The Associated Press
Thursday, July 12, 2007; 4:57 PM

MIAMI -- Jose Padilla gave evasive or vague answers about his activities in the Middle East shortly after arriving at Chicago's O'Hare International Airport in May 2002, an FBI agent testified Thursday at his trial on a charge of supporting terrorism.

Padilla did not remember the address or telephone number for his wife and children in Egypt, or the last name of his roommate, agent Russell Fincher said.

In contrast, Padilla remembered many details of his life growing up in Chicago, including specific streets where his family lived, Fincher said. He also was carrying documents with other personal information such as his old address in Davie, Fla.

"He had the ability to recall and remember details over a long period of time," Fincher testified in the terrorism support trial of Padilla and two co-defendants. "The absence of that detail regarding questions of substance led me to believe Mr. Padilla was being evasive about his travels overseas."

Padilla, initially suspected of plotting to detonate a radioactive "dirty bomb" in the U.S., was arrested after that FBI interview on a material witness warrant and declared an enemy combatant by President Bush a month later.
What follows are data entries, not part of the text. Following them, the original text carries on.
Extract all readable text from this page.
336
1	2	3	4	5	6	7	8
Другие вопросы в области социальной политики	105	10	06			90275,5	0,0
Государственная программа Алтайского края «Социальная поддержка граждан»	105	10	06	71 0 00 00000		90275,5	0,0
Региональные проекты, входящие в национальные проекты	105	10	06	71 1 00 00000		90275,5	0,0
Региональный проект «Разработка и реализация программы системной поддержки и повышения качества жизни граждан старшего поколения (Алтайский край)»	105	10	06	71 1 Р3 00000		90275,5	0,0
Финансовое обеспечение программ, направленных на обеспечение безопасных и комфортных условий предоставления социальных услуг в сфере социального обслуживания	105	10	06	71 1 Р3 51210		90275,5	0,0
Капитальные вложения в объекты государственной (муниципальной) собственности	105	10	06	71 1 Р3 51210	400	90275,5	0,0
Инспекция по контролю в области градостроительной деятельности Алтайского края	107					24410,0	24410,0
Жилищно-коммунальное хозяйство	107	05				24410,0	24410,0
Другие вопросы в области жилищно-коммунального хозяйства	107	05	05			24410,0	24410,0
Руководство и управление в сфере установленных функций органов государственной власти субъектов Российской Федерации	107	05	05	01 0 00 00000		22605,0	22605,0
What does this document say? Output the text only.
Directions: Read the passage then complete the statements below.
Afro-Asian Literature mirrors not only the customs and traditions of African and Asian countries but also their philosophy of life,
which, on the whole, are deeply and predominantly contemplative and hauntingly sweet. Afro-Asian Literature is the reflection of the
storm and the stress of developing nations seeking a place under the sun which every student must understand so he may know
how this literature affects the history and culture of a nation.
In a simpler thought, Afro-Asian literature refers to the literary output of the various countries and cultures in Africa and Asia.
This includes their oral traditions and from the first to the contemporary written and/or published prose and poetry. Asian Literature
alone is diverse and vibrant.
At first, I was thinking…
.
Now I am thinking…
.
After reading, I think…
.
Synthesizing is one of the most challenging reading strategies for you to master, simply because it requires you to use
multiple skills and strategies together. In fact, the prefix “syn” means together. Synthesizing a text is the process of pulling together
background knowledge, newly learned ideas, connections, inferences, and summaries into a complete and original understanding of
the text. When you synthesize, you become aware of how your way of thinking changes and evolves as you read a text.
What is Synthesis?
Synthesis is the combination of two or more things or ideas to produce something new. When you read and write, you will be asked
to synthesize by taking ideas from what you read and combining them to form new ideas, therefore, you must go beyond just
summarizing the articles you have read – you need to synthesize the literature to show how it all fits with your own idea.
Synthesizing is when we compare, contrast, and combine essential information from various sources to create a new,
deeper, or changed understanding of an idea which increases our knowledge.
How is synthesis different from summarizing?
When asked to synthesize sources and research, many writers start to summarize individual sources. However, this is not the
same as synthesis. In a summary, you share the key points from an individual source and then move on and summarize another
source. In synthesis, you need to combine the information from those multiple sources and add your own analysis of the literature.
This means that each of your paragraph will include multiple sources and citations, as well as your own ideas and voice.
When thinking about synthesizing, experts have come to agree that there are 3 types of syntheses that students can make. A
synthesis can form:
Padilla, a 36-year-old U.S. citizen, was held in a Navy brig without criminal charge until he was added to the Miami case in late 2005.

The jury, however, heard none of this history, except to learn that Padilla was arrested after arriving in Chicago on a direct flight from Switzerland. The "dirty bomb" allegations and Padilla's history as an enemy combatant are being kept out of the Miami case.

Padilla, a Muslim convert, moved from Florida to Egypt in 1998, allegedly after he was recruited for Islamic extremist causes by co-defendant Adham Amin Hassoun. Fincher testified Thursday that Padilla admitted in the 2002 FBI interview that he had lived in Egypt, but couldn't remember the address or the last name of his roommate, Mohamed.

Prosecutors contend that the roommate was Mohamed Youssef, another alleged terrorist recruit by the purported support cell that included Hassoun and the third defendant, Kifah Wael Jayyousi. Youssef was indicted in the Miami case but is in custody in Egypt and is not part of the trial.

In addition, Fincher said that although Padilla knew the names of his wife and two young sons in Egypt, he couldn't recall the address of their home in Cairo or their phone number. He remembered making a religious pilgrimage to Saudi Arabia known as the Hajj but could not remember the names of a Saudi and a Pakistani he met there.

"There was a diminishing level of completeness of answers," Fincher said.

Padilla admitted traveling to Pakistan and Saudi Arabia, but denied going to Yemen or Afghanistan. Prosecutors say Padilla went through Yemen to attend an al-Qaida training camp in Afghanistan, where he purportedly filled out a "mujahedeen data form" that is a key piece of evidence in the case.

Also Thursday, a Secret Service document analyst testified that the form attributed to Padilla was consistent with others recovered by the CIA in a binder in Afghanistan in December 2001. The forms appeared to be authentic and to have been copied from a single original on the same copying equipment, analyst Jerry LaPorte testified.

There were two types of ink and two different pens used to fill out the supposed Padilla form, he added. LaPorte testified he couldn't tell when the entries were completed, although the form bears a date of July 24, 2000.